How GIOVE’s signals show way for Galileo

Having been launched on 28 December 2005, it was two weeks later on 12 January 2006 that the first Galileo In-Orbit Validation Element satellite, GIOVE-A, began broadcasting a navigation signal synchronised with its rubidium atomic clock.

A second satellite, GIOVE-B, adding an ultra-precise passive hydrogen maser atomic clock, was launched on 27 April 2008 and began broadcasting its own signal from medium Earth orbit on 7 May 2008.

“These signals were required to formally secure Europe’s access to the allocated Galileo frequencies, while also allowing us to assess the on-orbit functioning of the two atomic clock designs at Galileo’s heart,” said Valter Alpe, managing GIOVE operations for ESA. “Meanwhile, we could also begin to test the kind of elaborate ground processing needed for the operational Galileo system.”

All satnav systems require a dedicated ground segment to provide continuous fine-tuning of the correction data broadcast through the navigation signal. Navigation satellites must keep the time extremely accurately: their signals contain precise timings.

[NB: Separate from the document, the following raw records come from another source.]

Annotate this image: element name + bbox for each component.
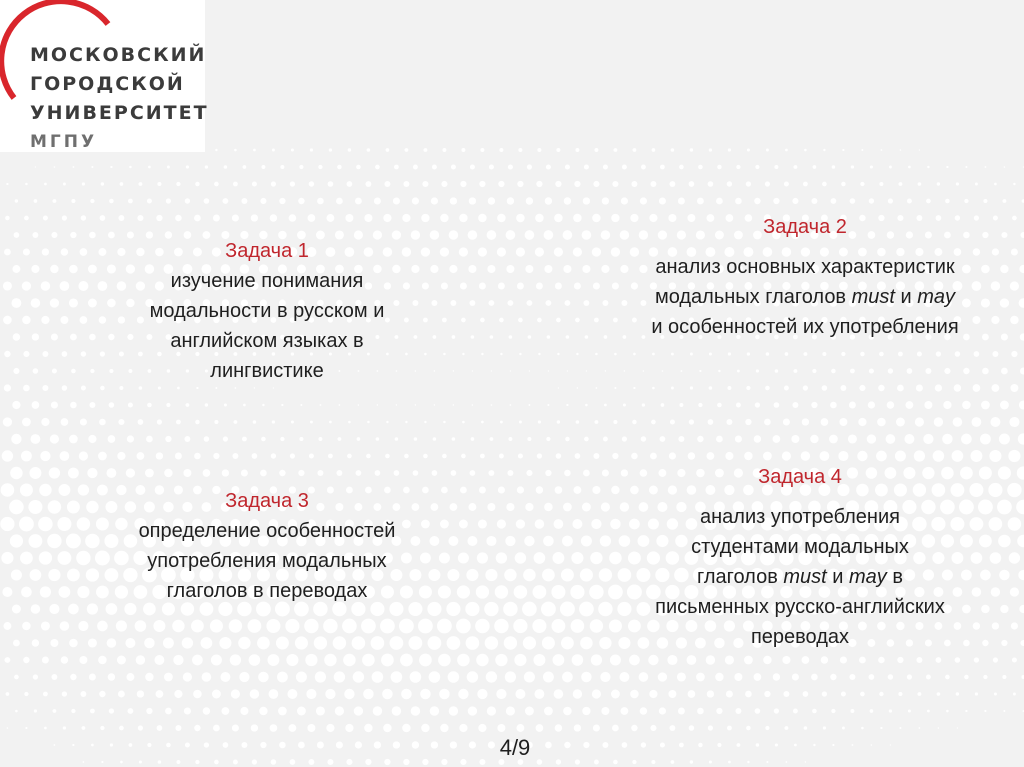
logo-text-line-1: МОСКОВСКИЙ — [30, 44, 207, 66]
task-4-text-b: и — [826, 566, 850, 588]
task-1-title: Задача 1 — [225, 240, 309, 262]
task-2-text-c: и особенностей их употребления — [651, 316, 959, 338]
task-2-title: Задача 2 — [763, 216, 847, 238]
task-3-description — [112, 516, 422, 606]
task-1-block — [112, 236, 422, 386]
logo-text-line-3: УНИВЕРСИТЕТ — [30, 102, 209, 124]
task-4-term-may: may — [849, 566, 887, 588]
task-3-block — [112, 486, 422, 606]
task-2-text-b: и — [894, 286, 918, 308]
task-4-title: Задача 4 — [758, 466, 842, 488]
logo-text-line-2: ГОРОДСКОЙ — [30, 73, 185, 95]
task-1-text: изучение понимания модальности в русском и английском языках в лингвистике — [149, 270, 385, 382]
task-4-block — [650, 462, 950, 652]
task-2-block — [650, 212, 960, 342]
task-2-text-a: анализ основных характеристик модальных глаголов — [654, 256, 955, 308]
task-2-term-may: may — [917, 286, 956, 308]
task-4-term-must: must — [783, 566, 827, 588]
task-3-title: Задача 3 — [225, 490, 309, 512]
university-logo — [0, 0, 209, 152]
task-4-description — [650, 502, 950, 652]
logo-abbreviation: МГПУ — [30, 132, 98, 152]
task-2-term-must: must — [851, 286, 895, 308]
task-2-description — [650, 252, 960, 342]
task-3-text: определение особенностей употребления модальных глаголов в переводах — [138, 520, 396, 602]
task-4-text-c: в письменных русско-английских переводах — [655, 566, 945, 648]
task-4-text-a: анализ употребления студентами модальных глаголов — [691, 506, 909, 588]
task-1-description — [112, 266, 422, 386]
page-indicator: 4/9 — [499, 735, 531, 760]
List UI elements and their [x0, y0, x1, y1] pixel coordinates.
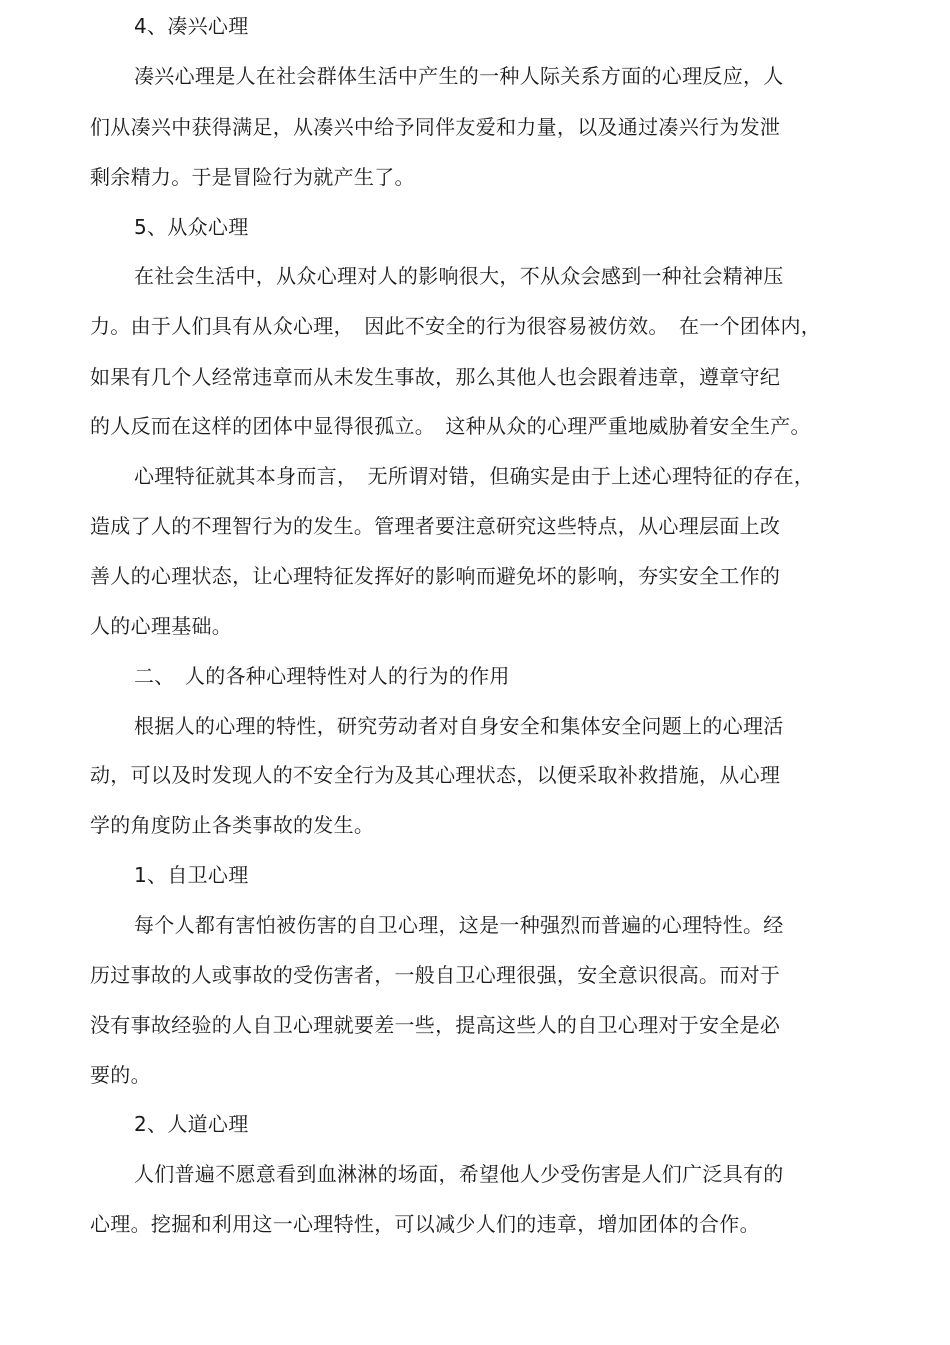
section-heading: 5、从众心理	[134, 215, 249, 239]
paragraph-line: 的人反而在这样的团体中显得很孤立。 这种从众的心理严重地威胁着安全生产。	[90, 414, 811, 438]
paragraph-line: 如果有几个人经常违章而从未发生事故，那么其他人也会跟着违章，遵章守纪	[90, 365, 781, 389]
paragraph-line: 们从凑兴中获得满足，从凑兴中给予同伴友爱和力量，以及通过凑兴行为发泄	[90, 115, 781, 139]
paragraph-line: 历过事故的人或事故的受伤害者，一般自卫心理很强，安全意识很高。而对于	[90, 963, 781, 987]
section-heading: 1、自卫心理	[134, 863, 249, 887]
paragraph-line: 根据人的心理的特性，研究劳动者对自身安全和集体安全问题上的心理活	[134, 714, 784, 738]
paragraph-line: 要的。	[90, 1063, 151, 1087]
paragraph-line: 人们普遍不愿意看到血淋淋的场面，希望他人少受伤害是人们广泛具有的	[134, 1162, 784, 1186]
paragraph-line: 凑兴心理是人在社会群体生活中产生的一种人际关系方面的心理反应，人	[134, 64, 784, 88]
paragraph-line: 学的角度防止各类事故的发生。	[90, 813, 375, 837]
paragraph-line: 每个人都有害怕被伤害的自卫心理，这是一种强烈而普遍的心理特性。经	[134, 913, 784, 937]
paragraph-line: 造成了人的不理智行为的发生。管理者要注意研究这些特点，从心理层面上改	[90, 514, 781, 538]
paragraph-line: 心理特征就其本身而言， 无所谓对错，但确实是由于上述心理特征的存在，	[134, 464, 815, 488]
paragraph-line: 人的心理基础。	[90, 614, 233, 638]
paragraph-line: 力。由于人们具有从众心理， 因此不安全的行为很容易被仿效。 在一个团体内，	[90, 314, 822, 338]
paragraph-line: 心理。挖掘和利用这一心理特性，可以减少人们的违章，增加团体的合作。	[90, 1212, 760, 1236]
section-heading: 2、人道心理	[134, 1112, 249, 1136]
paragraph-line: 没有事故经验的人自卫心理就要差一些，提高这些人的自卫心理对于安全是必	[90, 1013, 781, 1037]
section-heading: 二、 人的各种心理特性对人的行为的作用	[134, 664, 510, 688]
paragraph-line: 动，可以及时发现人的不安全行为及其心理状态，以便采取补救措施，从心理	[90, 763, 781, 787]
paragraph-line: 善人的心理状态，让心理特征发挥好的影响而避免坏的影响，夯实安全工作的	[90, 564, 781, 588]
paragraph-line: 剩余精力。于是冒险行为就产生了。	[90, 165, 415, 189]
section-heading: 4、凑兴心理	[134, 14, 249, 38]
paragraph-line: 在社会生活中，从众心理对人的影响很大，不从众会感到一种社会精神压	[134, 264, 784, 288]
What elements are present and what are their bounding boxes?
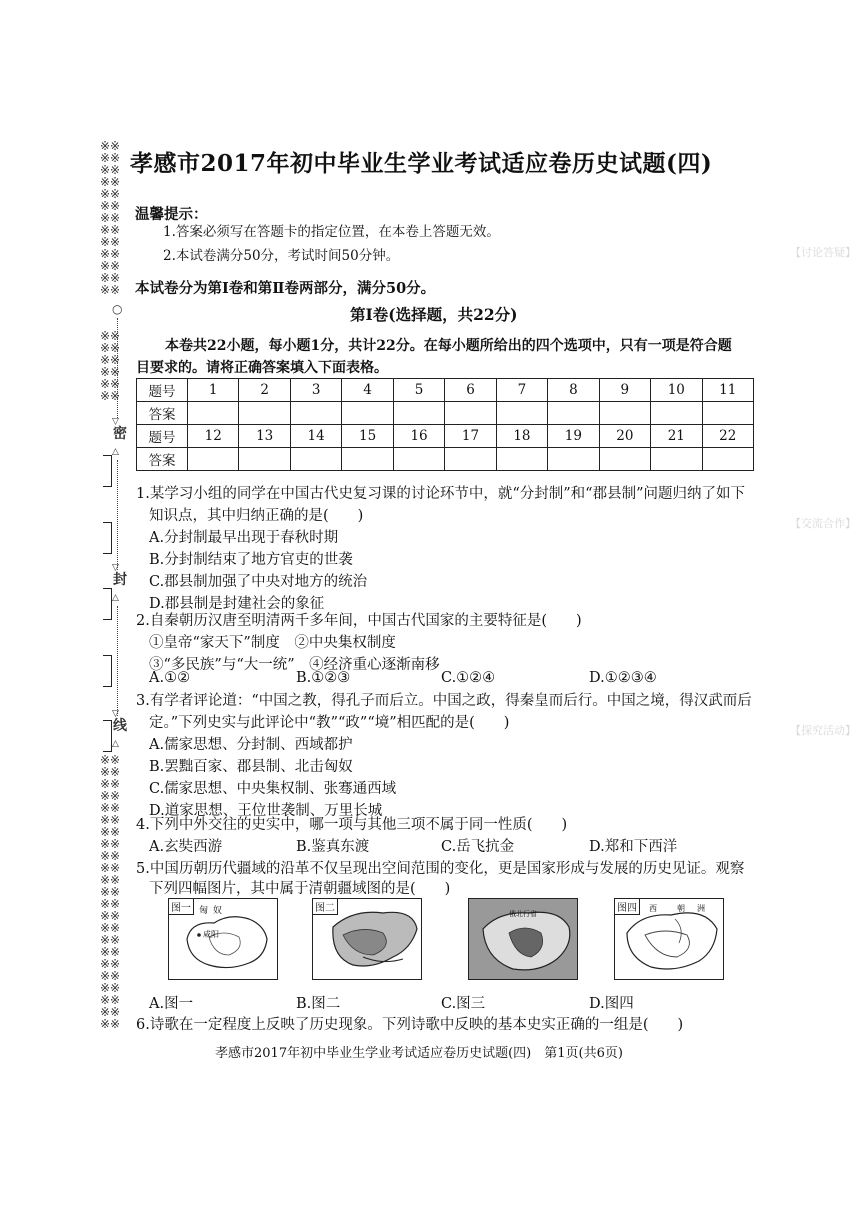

Receivers triangulate a user’s position on Earth by calculating the distance travelled by four or more different satellite signals. Because these signals travel at the speed of light, their timings need to be ultra-accurate.

An onboard clock drifting forward or back by a billionth of a second translates into a 30 cm range error.

“The trick of the whole satellite navigation story is that the user is receiving not just the clock timing itself but also very slight corrections transmitted in the signal stating if the clock is running a few nanoseconds early or late,” said Valter.

“It takes a sophisticated ground segment to generate these corrections, but this process is essential for maintaining service accuracy.”

A worldwide network of operational ground sensor stations is being deployed for Galileo, with the first two Galileo In-Orbit Validation (IOV) satellites due for launch this year.

Galileo sensor stations receivers will provide range measurements to be relayed back to the Galileo Control Centre in Fucino, Italy, from where navigation corrections will be formulated and transmitted. This operating principle behind the worldwide network has already been validated as part of the GIOVE project.